Jongeun Choi is currently an Associate Professor with the Departments of Mechanical Engineering and Electrical and Computer Engineering at the Michigan State University. His current research interests include systems and control, system identification, and Bayesian methods, with applications to mobile robotic sensors, environmental adaptive sampling, engine control, neuromusculoskeletal systems, and biomedical problems. Funded by an NSF CAREER project, Dr. Choi and his coauthors at Michigan State University have  developed prediction and environmental adaptive sampling algorithms for mobile sensor networks. From this project, Dr. Choi's group published 13 journal papers and 18 conference proceeding papers including two papers that were selected as finalists for the Best Student Paper Award at the Dynamic System and Control Conference (DSCC) 2011 and 2012.
Sarat C. Dass received his Ph.D. and M.S. degrees in Statistics from Purdue University at West Lafayette, Indiana, US, in 1995 and 1998, respectively. He is currently Associate Professor at Universiti Teknologi Petronas in Malaysia. He received the B.Stat. (Hons) degree in Statistics from the Indian Statistical Institute in 1993. His current research interests include statistical inference for dynamical systems, statistical pattern recognition and image processing, and Bayesian methods with applications to various fields of engineering and technology. He is an Associate Editor for Sankhya B, Journal of the Indian Statistical Institute. He has received several awards for his interdisciplinary work including the Outstanding Statistical Application award from the American Statistical Association (ASA) and the Frank Wilcoxon award from Technometrics. Dr. Dass is a member of ASA and ISBA.

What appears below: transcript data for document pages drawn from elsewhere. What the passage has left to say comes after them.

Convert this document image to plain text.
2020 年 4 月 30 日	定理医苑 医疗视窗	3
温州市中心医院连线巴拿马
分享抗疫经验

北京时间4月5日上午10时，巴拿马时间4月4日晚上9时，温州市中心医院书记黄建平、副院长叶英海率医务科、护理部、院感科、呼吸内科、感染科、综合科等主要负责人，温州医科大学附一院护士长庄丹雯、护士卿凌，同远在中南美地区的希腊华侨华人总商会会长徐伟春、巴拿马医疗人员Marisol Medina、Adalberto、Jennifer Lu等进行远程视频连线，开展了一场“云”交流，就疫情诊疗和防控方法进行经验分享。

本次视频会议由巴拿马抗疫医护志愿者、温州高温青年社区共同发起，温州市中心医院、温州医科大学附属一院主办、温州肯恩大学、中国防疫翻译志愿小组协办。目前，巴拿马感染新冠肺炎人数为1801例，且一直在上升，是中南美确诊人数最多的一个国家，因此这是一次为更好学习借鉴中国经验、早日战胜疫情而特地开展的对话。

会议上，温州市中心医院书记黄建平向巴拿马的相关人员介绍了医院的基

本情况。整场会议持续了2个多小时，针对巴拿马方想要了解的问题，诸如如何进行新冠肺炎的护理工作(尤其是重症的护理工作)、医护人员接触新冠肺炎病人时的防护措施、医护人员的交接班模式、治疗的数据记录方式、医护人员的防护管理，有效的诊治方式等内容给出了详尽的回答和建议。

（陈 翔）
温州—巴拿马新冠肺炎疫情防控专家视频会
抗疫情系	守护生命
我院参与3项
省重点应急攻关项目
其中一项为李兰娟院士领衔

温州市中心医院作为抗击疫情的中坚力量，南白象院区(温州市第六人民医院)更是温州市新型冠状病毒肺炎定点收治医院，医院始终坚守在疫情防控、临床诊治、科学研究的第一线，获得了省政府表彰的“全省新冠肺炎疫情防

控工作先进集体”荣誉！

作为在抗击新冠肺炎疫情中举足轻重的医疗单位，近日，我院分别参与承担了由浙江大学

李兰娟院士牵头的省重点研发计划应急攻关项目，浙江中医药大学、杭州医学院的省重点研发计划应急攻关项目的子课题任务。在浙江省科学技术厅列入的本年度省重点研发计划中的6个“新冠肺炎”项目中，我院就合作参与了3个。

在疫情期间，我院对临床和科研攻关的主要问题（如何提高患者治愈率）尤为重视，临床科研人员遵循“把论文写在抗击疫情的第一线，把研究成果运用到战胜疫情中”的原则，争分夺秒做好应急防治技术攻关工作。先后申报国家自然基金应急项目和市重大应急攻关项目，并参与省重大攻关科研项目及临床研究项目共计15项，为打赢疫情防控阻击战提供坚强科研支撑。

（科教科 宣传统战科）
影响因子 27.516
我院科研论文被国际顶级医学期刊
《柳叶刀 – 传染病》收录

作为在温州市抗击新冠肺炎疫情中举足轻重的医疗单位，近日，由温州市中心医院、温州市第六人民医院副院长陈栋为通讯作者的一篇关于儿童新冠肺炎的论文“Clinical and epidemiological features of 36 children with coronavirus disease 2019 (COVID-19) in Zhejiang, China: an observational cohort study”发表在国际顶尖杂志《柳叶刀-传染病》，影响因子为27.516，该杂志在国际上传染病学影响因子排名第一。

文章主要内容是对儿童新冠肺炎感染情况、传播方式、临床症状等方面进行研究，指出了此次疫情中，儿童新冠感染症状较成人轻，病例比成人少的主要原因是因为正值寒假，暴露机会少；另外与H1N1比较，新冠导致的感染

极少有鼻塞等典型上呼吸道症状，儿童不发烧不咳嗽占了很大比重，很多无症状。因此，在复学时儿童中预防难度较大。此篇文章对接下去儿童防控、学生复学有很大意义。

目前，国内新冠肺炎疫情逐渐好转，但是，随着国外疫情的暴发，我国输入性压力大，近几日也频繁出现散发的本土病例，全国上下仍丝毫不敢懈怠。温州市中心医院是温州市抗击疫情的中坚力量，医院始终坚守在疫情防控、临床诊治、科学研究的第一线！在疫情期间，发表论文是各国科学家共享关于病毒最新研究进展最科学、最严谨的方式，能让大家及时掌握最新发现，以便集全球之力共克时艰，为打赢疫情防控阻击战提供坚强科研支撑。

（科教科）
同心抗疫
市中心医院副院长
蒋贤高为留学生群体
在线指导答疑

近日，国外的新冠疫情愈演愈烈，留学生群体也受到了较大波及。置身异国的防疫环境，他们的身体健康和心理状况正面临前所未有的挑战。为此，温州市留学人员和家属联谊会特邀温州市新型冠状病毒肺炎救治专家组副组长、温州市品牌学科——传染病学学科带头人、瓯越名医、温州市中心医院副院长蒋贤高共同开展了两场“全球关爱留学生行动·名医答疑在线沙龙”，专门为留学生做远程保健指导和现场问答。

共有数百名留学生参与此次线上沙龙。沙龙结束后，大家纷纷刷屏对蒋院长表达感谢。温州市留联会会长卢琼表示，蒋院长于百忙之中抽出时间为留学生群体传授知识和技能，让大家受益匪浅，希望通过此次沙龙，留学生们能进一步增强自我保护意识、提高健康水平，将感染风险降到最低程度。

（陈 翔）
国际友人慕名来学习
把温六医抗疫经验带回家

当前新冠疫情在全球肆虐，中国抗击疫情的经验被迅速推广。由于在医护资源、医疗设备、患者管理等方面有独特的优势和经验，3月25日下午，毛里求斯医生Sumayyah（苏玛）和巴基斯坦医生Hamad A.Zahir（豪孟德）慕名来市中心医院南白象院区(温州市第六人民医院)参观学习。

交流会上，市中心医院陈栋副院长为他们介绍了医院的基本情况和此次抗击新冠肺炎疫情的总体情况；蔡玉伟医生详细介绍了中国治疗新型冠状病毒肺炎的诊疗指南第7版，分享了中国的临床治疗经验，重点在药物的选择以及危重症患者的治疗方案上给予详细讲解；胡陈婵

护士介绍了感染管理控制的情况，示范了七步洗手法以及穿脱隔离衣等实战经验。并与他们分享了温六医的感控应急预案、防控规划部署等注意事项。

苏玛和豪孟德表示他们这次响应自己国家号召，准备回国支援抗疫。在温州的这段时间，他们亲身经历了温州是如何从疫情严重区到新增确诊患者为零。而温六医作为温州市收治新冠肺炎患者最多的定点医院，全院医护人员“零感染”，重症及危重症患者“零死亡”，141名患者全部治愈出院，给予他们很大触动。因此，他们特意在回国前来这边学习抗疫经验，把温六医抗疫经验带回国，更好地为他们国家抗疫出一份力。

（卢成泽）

Tapabrata Maiti is a world class statistician, a fellow of the American Statistical Association and the Institute of Mathematical Statistics. He has published research articles in top tier statistics journals such as Journal of the American Statistical Association, Annals of Statistics, Journal of the Royal Statistical Society, Series B, Biometrika, Biometrics etc. He has also published research articles in engineering, economics, genetics, medicine and social sciences. His research has been supported by the National Science Foundation and National Institutes of Health. He presented his work in numerous national and international meetings and in academic departments. Prof. Maiti served in editorial board of several statistics journals including journal of the American Statistical Association and journal of Agricultural, Environmental and Biological Statistics.  He also served in several professional committees. Currently, he is a professor and the graduate director in the department of statistics and probability, Michigan State University. Prior to MSU, he was a tenured faculty member in the department of statistics, Iowa State University. Professor Maiti supervised several Ph.D. students and regularly teaches statistics and non-stat major graduate students.